Sultan Köyü’ndeki İpek Yolu’ndan da biraz bahseder misiniz?
İstanbul’dan çıkıp Erzurum’a, oradan da Orta Asya’ya doğru giden yol. Ordu tarafından geliyor, Reşadiye’nin Kuyucak Köyü’nden başlıyor. O vadi de ova gibi, yol belli zaten. Şu anda yolun bir kısmı imar edildiği için kullanılıyor. Ama kullanılmayan yerleri de var orman içinde, bir at arabasının gideceği şekilde dizayn edilmiş. O yolun üzerinde yarım günlük ve bir günlük gidecek şekilde aralıklarla menziller kurulmuş. Devletin görevlisi, diyelim buradan Erzurum’a gidiyor, o menzilde kalıyor. Atı doyuruluyor, atın bakımı yapılıyor yağmurda, çamurda, karda kaldıysa… Yine adamın yolluk ihtiyaçları karşılanıyor, 3 gün sonra yola devam ediyor. Bir de gönüllü teşekküllerin, gönüllü kimselerin yol üzerinde kurdukları zaviyeler var, bunlar da genelde bir vakıf çerçevesinde. İnsanlar geliyor, yiyor, içiyor, bakımı yapılıyor. Ya orada mürid olarak kalıyor ya da yoluna devam ediyor. Bunun bir örneğini Cimitekke Köyü’nde gördük. Cimitekke’yle alakalı da bir çalışmamız oldu. Büyük bir suyun, çam ormanının tam dibine kurulmuş. Hâlâ kurulan tekkenin hamamının taş duvar kalıntılarını orada görüyorsunuz. Bakıyorsunuz bir oda gibi. Tabi ki insanlar oraya gelince yıkanacak, temizlenecek, istirahatini yapacak. Hemen oranın alt tarafında bahçe yapılacak nitelikte arazi ve tarla var, oradakilerin yiyecek ve içeceklerinin karşılanması için. Yılda 2 kere ürün elde edilebilecek bir konumda ve güney cephede. Çünkü o yörede kışlar çok çetin geçer. İki vadinin arasında çok korunaklı ve az rüzgâr alan yerlere yapmışlar. Hem orada hem de Nevşehir Köyü’nde böyle yerleri seçmişler. Bunlar İpek Yolu’nun sağ tarafındaydı. Sol tarafında ise Kotanı Köyü, yeni ismiyle Taşlıca Köyü’nde bir zaviye var. O da yoldan biraz içeriye girince Kotanı Köyü’nün girişinde. Şimdi dağ başında bir zaviye olmaz. Adam dağın başına zaviye kurarsa kim gelecek, kim kalacak? Dolayısıyla bir zaviye mutlaka yol üzerine yapılacak, yakınında hem yakacak, hem de su bulunacak. Çünkü su olunca bağ-bahçe yapılabiliyor.
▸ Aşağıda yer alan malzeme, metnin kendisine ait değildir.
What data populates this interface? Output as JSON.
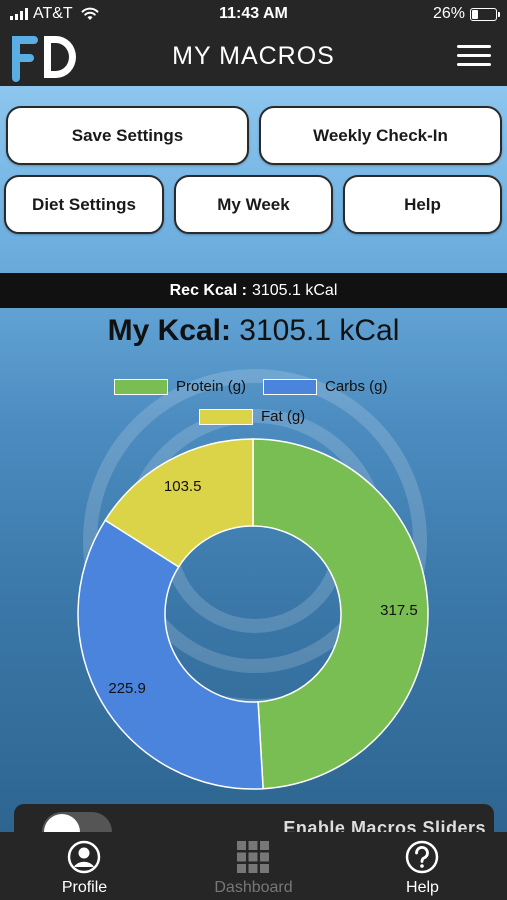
{
  "status_bar": {
    "carrier": "AT&T",
    "time": "11:43 AM",
    "battery": "26%",
    "battery_level": 0.26
  },
  "header": {
    "logo_text": "FD",
    "title": "MY MACROS",
    "menu_icon": "hamburger-menu-icon"
  },
  "buttons": {
    "save_settings": "Save Settings",
    "weekly_checkin": "Weekly Check-In",
    "diet_settings": "Diet Settings",
    "my_week": "My Week",
    "help": "Help"
  },
  "rec_kcal": {
    "label": "Rec Kcal :",
    "value": "3105.1 kCal"
  },
  "my_kcal": {
    "label": "My Kcal:",
    "value": "3105.1 kCal"
  },
  "chart_data": {
    "type": "pie",
    "donut": true,
    "title": "",
    "series": [
      {
        "name": "Protein (g)",
        "value": 317.5,
        "color": "#78be52"
      },
      {
        "name": "Carbs (g)",
        "value": 225.9,
        "color": "#4a84dc"
      },
      {
        "name": "Fat (g)",
        "value": 103.5,
        "color": "#dcd448"
      }
    ],
    "legend_position": "top",
    "slice_border_color": "#ffffff"
  },
  "slider_panel": {
    "label": "Enable Macros Sliders",
    "toggle_on": false
  },
  "tab_bar": {
    "tabs": [
      {
        "label": "Profile",
        "icon": "profile-icon",
        "active": true
      },
      {
        "label": "Dashboard",
        "icon": "dashboard-grid-icon",
        "active": false
      },
      {
        "label": "Help",
        "icon": "help-icon",
        "active": true
      }
    ]
  },
  "colors": {
    "bar": "#262626",
    "accent_blue": "#4a84dc"
  }
}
Yani bir manastır gibi değil. Tamamen medeni olacak.
Zaten İslam müesseseleri, kesinlikle medeniyet oluşabilecek noktalara yapılmıştır. Ama bir kiliseye gittiğin vakit, adeta kartal yuvalarında.
Kotanı Köyü’nü ziyaret etmiştik, ziyaret yeri gibi bir yer vardı.
Ben de o ziyaret yerini gördüm. Köylüler de teyit ediyorlar, oranın hastalıkları şifa için ziyaret edildiğinden bahsediyorlar.